Por eso me alegro tanto del gran éxito de TERUEL EXISTE, obteniendo un diputado nacional y dos senadores.

Para los que procedemos de pueblos abandonados, no la España vaciada, esa parida socialista para intentar definir lo que ha sido un total y absoluto abandono del mundo rural, por parte de los poderes públicos, tanto sanitarios como educativos, e incluso de cuarteles de la guardia civil, como se sufrió en Teruel recientemente, de las vías de comunicación, la falta de repetidores de televisión, y ahora de móviles, unas “conexiones” telefónicas peores que las africanas, la carencia de internet en muchos lugares, que dificulta, cuándo no impide, cualquier negocio basado en la red, y hoy en día el cien por cien de las actividades comerciales, profesionales, etc., requieren de la telemática, etc.
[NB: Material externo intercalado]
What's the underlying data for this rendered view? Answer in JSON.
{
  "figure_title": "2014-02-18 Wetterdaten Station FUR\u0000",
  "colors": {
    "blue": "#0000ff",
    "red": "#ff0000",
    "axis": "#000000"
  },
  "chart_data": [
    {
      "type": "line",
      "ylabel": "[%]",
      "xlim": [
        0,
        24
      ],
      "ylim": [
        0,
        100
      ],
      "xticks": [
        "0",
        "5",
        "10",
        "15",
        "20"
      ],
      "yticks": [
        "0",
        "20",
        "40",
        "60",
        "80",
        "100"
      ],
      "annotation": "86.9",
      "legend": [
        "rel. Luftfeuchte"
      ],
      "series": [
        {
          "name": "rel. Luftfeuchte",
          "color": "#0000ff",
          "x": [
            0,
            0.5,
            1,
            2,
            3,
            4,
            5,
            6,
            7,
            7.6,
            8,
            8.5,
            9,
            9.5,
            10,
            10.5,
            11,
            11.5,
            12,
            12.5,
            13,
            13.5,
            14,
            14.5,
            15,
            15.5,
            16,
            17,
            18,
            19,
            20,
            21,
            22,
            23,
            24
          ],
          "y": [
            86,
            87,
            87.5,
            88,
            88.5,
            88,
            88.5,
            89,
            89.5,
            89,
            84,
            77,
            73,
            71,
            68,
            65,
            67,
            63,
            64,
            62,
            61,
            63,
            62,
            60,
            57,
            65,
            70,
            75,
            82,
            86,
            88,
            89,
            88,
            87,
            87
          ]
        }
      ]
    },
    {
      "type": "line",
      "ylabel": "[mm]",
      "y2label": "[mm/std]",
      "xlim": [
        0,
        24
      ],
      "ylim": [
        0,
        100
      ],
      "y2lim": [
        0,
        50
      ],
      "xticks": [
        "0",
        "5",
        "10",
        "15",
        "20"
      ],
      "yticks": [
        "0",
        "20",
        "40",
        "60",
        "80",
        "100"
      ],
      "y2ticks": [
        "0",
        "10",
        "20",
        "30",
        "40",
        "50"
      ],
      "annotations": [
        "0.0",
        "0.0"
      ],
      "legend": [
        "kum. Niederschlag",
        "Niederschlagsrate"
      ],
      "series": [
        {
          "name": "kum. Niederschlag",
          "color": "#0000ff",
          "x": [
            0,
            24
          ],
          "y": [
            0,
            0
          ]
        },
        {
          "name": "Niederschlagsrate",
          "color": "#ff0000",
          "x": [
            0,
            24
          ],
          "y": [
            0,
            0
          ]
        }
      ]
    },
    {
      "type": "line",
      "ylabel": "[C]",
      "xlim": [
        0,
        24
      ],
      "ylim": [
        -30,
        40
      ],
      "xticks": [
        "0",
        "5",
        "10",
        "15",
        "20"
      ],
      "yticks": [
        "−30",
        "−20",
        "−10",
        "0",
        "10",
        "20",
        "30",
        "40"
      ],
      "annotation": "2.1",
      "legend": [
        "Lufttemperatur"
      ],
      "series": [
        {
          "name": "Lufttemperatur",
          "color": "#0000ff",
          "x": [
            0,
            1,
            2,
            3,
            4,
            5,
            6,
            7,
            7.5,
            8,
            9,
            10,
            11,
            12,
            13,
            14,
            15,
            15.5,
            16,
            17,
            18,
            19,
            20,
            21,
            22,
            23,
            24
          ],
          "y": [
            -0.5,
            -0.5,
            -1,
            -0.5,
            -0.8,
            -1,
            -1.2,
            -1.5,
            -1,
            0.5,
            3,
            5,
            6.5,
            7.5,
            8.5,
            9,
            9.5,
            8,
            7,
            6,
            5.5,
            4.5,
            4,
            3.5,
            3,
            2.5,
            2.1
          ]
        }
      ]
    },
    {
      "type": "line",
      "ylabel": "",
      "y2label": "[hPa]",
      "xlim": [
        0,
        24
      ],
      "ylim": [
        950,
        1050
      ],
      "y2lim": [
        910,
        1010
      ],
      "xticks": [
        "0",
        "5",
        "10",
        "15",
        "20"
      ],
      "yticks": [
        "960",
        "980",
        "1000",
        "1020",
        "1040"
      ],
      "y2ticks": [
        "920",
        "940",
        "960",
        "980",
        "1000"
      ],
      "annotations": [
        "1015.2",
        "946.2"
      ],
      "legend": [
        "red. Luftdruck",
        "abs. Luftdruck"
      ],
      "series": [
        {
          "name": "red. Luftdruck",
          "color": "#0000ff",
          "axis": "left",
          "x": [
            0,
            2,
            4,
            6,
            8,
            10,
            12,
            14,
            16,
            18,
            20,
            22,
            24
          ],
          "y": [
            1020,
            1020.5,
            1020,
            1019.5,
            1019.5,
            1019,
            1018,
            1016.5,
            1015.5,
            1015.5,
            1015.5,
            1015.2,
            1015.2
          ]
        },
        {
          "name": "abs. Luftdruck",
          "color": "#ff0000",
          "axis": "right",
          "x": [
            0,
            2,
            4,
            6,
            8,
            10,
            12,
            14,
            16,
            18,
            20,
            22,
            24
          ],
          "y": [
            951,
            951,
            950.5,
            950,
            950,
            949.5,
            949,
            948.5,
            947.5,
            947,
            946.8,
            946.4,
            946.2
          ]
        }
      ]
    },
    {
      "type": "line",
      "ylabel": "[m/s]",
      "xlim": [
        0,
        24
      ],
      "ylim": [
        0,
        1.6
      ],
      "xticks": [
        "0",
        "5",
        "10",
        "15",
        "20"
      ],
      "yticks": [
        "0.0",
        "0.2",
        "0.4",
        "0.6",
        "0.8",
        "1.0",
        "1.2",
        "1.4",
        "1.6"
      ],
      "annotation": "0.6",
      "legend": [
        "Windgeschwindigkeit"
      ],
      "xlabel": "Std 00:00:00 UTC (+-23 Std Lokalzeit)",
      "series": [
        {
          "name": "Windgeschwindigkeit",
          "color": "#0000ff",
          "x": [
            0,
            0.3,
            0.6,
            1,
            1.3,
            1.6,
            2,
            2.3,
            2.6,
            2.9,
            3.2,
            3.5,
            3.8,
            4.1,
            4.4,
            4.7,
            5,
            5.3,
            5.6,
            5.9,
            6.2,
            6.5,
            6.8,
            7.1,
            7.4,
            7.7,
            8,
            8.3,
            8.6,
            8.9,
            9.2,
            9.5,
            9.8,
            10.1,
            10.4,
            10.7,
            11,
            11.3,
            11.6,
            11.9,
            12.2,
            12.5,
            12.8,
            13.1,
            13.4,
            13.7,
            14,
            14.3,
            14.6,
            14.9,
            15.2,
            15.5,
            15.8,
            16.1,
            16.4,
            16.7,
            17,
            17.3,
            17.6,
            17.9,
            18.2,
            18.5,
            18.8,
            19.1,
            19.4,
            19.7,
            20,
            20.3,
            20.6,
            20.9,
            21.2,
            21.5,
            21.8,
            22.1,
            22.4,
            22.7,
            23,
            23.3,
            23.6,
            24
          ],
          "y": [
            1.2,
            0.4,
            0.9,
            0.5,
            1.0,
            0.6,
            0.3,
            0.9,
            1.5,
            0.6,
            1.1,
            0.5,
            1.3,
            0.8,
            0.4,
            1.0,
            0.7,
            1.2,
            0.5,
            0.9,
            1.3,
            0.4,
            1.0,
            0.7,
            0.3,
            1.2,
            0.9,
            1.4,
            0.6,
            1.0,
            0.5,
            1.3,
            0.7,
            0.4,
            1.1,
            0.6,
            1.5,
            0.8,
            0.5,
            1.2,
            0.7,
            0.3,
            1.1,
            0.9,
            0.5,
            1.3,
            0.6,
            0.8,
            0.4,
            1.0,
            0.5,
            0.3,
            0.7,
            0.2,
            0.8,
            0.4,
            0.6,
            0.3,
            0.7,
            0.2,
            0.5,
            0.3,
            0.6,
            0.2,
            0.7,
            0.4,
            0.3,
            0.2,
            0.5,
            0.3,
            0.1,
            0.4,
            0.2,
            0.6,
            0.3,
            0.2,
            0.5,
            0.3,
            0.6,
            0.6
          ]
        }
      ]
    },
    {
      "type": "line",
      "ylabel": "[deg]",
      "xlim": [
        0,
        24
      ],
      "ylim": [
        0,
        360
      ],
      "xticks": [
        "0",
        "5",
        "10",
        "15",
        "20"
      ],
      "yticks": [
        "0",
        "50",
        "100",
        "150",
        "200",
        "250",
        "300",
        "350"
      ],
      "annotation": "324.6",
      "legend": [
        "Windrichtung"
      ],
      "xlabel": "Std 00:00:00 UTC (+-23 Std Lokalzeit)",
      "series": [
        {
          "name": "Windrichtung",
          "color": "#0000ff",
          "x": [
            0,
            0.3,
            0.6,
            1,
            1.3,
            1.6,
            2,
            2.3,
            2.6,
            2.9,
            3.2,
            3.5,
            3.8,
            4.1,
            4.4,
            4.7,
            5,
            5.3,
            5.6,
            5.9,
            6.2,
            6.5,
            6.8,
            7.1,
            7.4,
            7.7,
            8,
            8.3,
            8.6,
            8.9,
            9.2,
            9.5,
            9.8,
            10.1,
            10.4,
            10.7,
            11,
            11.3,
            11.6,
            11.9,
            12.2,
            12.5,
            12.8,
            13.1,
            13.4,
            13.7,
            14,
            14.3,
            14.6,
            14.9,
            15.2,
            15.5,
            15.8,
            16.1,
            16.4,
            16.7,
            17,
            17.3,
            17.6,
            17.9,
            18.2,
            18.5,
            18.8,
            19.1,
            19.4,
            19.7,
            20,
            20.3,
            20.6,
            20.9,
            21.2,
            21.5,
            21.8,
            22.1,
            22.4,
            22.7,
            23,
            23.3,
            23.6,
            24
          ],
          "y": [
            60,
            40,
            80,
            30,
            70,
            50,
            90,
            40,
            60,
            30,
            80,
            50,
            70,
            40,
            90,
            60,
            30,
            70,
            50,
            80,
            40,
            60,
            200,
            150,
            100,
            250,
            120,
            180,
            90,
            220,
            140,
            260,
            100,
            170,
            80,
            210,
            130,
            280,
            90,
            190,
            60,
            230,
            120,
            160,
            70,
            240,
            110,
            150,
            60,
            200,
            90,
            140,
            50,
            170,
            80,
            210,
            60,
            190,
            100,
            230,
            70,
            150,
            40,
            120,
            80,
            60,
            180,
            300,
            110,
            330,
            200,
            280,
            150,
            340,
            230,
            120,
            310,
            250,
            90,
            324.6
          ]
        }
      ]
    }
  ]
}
Realmente sobrevivir en Teruel, Huesca, Soria, Guadalajara, Cuenca, y tantas y tantas provincias de la España interior, es un verdadero milagro, solo posible por la tenacidad y espíritu de sacrificio de sus habitantes, acostumbrados a bregar con las duras y las maduras, más con las duras…

TERUEL EXISTE es una clara demostración de que hay vida más allá de la política, de la castuza política (de la que ya forma parte Unidas Podemos, y con todos los méritos, imponente chalet de los “marqueses” de Galapagar incluido), de los partidos y partidas de forajidos que han hecho de la noble actividad política un medio de vida, al que acuden, por lo general, no los más dotados y capaces, sino la gente más inútil que hay, sin oficio ni beneficio. (Salvo honrosas excepciones, por supuesto).

TERUEL EXISTE es un ejemplo para que los ciudadanos y contribuyentes –sobre todo, contribuyentes- de Soria, Huesca, Cuenca, Guadalajara, etc., para que tomen ejemplo, se organicen y concurran a las elecciones, de la misma forma que los turolenses han conseguido demostrar que es posible obtener diputados y senadores, sin el acompañamiento coreográfico de esos tontos útiles que son los políticos profesionalizados, que no profesionales.

TERUEL EXISTE supone una bofetada en la cara de todos los partidos políticos, y la demostración de que no son la solución, sino que, hoy por hoy, son el problema, pues nada resuelven ni solucionan, y solo se dedican a crear nuevos problemas, posiblemente para intentar “justificar” su existencia y presencia en la vida política nacional…

Como ya dije en un artículo anterior, si ahora siguiera viviendo en Teruel, hubiera votado a TERUEL EXISTE.

¡Va por ustedes, señores de TERUEL EXISTE, con todo mi respeto, afecto y cariño!

Viva Teruel, y vivan los turolenses.